Para el stalker, ir a la zona es meterse contra toda la estupidez humana en el interior de un ecosistema vivo y autosuficiente. Es un viaje místico con todo lo místico que esconde un ecosistema que interactúa de lleno con nuestra realidad humana, y con todo lo ecológico que desarrolla la mente humana cuando se vuelve mística. El stalker no puede entrar en el cuarto. Aún más: el stalker no puede entrar en la zona con fines puramente lucrativos y por eso se lamenta ante el profesor y el científico: “…No he hecho nada en este mundo y nada puedo hacer. Ni a mi esposa le he podido dar algo. Además no puedo tener amigos. ¡No me quiten lo mío! En sí, ya me han arrebatado todo, allí, más allá de los alambres de púa. Todo lo mío esta aquí. ¿Me entienden? ¡Aquí! ¡En la Zona! Mi felicidad, libertad, dignidad… ¡Todo lo tengo aquí! Pues traigo para acá a otros como yo, desdichados, desesperados… Soy su última esperanza. ¡Y puedo ayudarlos!”.
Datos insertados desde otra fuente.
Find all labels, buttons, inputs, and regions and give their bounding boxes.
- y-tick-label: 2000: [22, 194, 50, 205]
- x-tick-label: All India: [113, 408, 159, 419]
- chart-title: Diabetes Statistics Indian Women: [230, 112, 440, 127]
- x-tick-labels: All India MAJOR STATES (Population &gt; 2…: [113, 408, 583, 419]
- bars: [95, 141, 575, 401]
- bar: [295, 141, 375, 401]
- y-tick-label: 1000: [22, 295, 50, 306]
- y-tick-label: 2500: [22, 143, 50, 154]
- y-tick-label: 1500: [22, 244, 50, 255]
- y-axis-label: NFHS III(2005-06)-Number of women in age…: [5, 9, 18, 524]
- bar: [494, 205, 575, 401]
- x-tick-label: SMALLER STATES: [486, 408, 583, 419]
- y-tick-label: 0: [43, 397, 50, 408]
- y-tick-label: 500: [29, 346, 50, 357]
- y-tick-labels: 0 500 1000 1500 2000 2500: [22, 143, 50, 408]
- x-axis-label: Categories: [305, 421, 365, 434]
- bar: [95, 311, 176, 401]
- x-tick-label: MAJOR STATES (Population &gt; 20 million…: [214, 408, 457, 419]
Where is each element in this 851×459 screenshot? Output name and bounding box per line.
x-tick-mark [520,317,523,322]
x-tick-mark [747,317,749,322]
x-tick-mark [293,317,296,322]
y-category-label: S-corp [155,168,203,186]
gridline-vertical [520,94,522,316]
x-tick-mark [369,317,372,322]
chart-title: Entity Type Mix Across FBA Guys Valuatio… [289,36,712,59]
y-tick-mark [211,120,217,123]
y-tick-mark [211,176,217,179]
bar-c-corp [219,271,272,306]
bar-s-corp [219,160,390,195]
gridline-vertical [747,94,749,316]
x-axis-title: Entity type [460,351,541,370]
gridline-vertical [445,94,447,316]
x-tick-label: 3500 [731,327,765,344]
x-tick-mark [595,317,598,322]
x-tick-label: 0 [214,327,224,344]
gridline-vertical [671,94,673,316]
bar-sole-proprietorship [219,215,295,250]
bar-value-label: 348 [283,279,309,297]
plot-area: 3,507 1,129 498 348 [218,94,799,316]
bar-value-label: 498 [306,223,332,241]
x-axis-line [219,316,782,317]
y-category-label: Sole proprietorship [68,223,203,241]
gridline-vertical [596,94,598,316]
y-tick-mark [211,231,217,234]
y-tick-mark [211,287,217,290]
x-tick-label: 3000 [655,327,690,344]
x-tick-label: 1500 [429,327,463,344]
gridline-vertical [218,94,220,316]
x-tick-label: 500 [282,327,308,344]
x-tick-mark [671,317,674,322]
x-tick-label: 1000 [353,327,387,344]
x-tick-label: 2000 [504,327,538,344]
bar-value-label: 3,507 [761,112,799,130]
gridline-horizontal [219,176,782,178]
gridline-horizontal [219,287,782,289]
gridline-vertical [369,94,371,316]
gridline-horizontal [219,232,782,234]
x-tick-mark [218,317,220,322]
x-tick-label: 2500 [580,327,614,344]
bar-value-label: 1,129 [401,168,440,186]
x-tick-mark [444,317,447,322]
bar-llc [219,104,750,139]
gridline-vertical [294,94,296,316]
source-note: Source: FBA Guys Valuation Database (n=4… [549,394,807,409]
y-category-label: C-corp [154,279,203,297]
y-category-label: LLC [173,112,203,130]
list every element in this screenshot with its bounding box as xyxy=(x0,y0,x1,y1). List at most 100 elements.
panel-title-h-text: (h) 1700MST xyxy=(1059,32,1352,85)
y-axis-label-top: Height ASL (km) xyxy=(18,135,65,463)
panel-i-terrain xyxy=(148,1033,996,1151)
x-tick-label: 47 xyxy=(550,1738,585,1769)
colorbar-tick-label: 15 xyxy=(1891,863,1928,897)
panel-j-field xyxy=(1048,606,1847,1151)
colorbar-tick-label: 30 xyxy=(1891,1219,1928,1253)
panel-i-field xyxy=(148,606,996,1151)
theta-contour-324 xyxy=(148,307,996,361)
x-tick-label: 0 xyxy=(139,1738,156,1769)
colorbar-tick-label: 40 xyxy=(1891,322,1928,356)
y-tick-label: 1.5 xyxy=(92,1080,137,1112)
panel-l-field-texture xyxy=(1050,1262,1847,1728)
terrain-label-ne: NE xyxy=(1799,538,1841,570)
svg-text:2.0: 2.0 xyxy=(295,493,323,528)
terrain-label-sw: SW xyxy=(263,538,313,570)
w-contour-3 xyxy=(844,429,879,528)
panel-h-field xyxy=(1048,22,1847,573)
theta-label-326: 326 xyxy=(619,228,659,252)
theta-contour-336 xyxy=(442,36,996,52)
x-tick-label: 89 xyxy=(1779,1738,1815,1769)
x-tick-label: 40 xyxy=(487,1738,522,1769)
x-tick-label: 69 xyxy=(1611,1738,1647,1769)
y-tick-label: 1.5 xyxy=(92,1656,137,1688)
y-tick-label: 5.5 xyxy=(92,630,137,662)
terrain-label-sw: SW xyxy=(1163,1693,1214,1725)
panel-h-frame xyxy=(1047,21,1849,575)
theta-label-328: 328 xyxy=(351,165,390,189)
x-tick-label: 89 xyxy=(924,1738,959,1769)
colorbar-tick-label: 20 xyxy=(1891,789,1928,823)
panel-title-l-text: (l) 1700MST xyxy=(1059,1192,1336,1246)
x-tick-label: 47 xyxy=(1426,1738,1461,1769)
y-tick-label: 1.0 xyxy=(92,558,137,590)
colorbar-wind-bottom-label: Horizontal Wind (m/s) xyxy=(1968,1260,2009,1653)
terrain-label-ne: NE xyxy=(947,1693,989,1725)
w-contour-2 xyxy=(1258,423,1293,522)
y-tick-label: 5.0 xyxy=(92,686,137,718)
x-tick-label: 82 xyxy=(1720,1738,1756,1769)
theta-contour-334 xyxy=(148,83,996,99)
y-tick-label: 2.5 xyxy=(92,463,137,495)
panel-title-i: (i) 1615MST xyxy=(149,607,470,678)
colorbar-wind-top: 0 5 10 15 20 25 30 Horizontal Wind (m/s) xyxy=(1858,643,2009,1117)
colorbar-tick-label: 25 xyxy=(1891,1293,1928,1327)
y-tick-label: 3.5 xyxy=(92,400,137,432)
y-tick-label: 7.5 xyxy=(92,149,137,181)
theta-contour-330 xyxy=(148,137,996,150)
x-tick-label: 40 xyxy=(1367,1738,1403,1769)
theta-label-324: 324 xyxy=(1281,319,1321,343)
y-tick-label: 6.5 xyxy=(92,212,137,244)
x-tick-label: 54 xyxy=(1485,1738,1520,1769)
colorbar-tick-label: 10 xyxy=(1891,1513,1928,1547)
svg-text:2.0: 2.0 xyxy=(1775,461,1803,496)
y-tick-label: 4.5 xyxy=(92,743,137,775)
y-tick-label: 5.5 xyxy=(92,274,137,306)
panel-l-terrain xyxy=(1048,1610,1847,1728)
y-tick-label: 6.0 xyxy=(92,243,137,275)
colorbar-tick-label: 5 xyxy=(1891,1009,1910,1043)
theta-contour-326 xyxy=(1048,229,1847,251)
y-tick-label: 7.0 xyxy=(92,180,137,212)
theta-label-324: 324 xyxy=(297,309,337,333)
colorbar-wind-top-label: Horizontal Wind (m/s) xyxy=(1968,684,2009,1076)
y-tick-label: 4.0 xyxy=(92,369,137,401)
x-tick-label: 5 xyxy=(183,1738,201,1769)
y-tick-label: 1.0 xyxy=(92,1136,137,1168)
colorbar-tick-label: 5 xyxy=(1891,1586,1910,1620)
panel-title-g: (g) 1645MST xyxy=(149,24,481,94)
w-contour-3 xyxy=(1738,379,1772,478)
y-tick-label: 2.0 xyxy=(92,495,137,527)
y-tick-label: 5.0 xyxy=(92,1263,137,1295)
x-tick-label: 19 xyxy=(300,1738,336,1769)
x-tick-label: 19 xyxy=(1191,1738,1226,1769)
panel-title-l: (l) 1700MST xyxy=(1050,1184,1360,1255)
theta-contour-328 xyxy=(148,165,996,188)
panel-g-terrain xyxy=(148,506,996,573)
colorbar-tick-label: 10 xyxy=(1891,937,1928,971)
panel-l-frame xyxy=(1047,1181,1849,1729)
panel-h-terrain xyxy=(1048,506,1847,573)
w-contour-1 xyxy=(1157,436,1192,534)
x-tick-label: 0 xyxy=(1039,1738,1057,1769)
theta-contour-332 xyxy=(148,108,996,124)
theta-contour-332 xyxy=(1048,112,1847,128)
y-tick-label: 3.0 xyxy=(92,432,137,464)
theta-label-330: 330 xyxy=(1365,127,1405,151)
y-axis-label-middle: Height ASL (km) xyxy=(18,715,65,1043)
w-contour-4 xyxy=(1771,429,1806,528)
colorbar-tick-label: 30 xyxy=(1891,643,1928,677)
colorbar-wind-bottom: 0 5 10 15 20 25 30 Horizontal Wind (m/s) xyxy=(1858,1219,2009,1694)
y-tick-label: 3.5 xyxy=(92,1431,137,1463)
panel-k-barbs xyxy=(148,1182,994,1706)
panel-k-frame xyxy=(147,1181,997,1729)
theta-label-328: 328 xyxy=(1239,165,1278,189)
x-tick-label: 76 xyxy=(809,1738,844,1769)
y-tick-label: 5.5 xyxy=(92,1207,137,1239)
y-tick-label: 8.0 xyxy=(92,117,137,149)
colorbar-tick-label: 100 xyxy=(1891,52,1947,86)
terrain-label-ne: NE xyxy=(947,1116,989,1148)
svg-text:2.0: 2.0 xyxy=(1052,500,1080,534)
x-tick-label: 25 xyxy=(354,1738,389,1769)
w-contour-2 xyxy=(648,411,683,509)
“Del otro lado de la Zona”, lo esperan su mujer y “Monita” su hija: la mutante (la “hija de la Zona”), sin piernas, como una extensión de la Zona fuera de ella misma y que en la escena final resume con sus poderes el sentido general del film. Esa familia es la gota de amor que el Stalker ha sembrado fuera de su paraíso personal. Dice al respecto el propio Tarkovski: “En ‘Stalker’ … el amor humano es ese milagro capaz de oponerse eficazmente a cualquier especulación sobre la falta de esperanza en nuestro mundo. Lo malo es que también nos hemos olvidado de qué es el amor…”.

Queremos ir cerrando nuestro comentario con una cita de Carl Gustav Jung que muy bien se puede aplicar al ecosistema de la Zona: “Es importante que tengamos un secreto y el presentimiento de algo incognoscible. Ello llena la vida de algo impersonal, de un numinoso. Quien no ha experimentado esto, se ha perdido algo importante. El hombre debe percibir que vive en un mundo que en cierto sentido es enigmático. Que en él suceden y pueden experimentarse cosas que permanecen inexplicables y no tan sólo las cosas que acontecen dentro de lo que se espera. Lo inesperado y lo inaudito son propios de éste mundo. Sólo entonces la vida es completa. Para mí la vida fue desde sus comienzos infinitamente grande e incomprensible…”.

La Zona nos habita a cada uno de nosotros y también nos espera… espera el valor y la fe de querer visitarla sin más armas que la entrega a un Universo Sagrado, a la vez generoso y absolutamente implacable respecto de nuestros errores ambientales de alma y mente.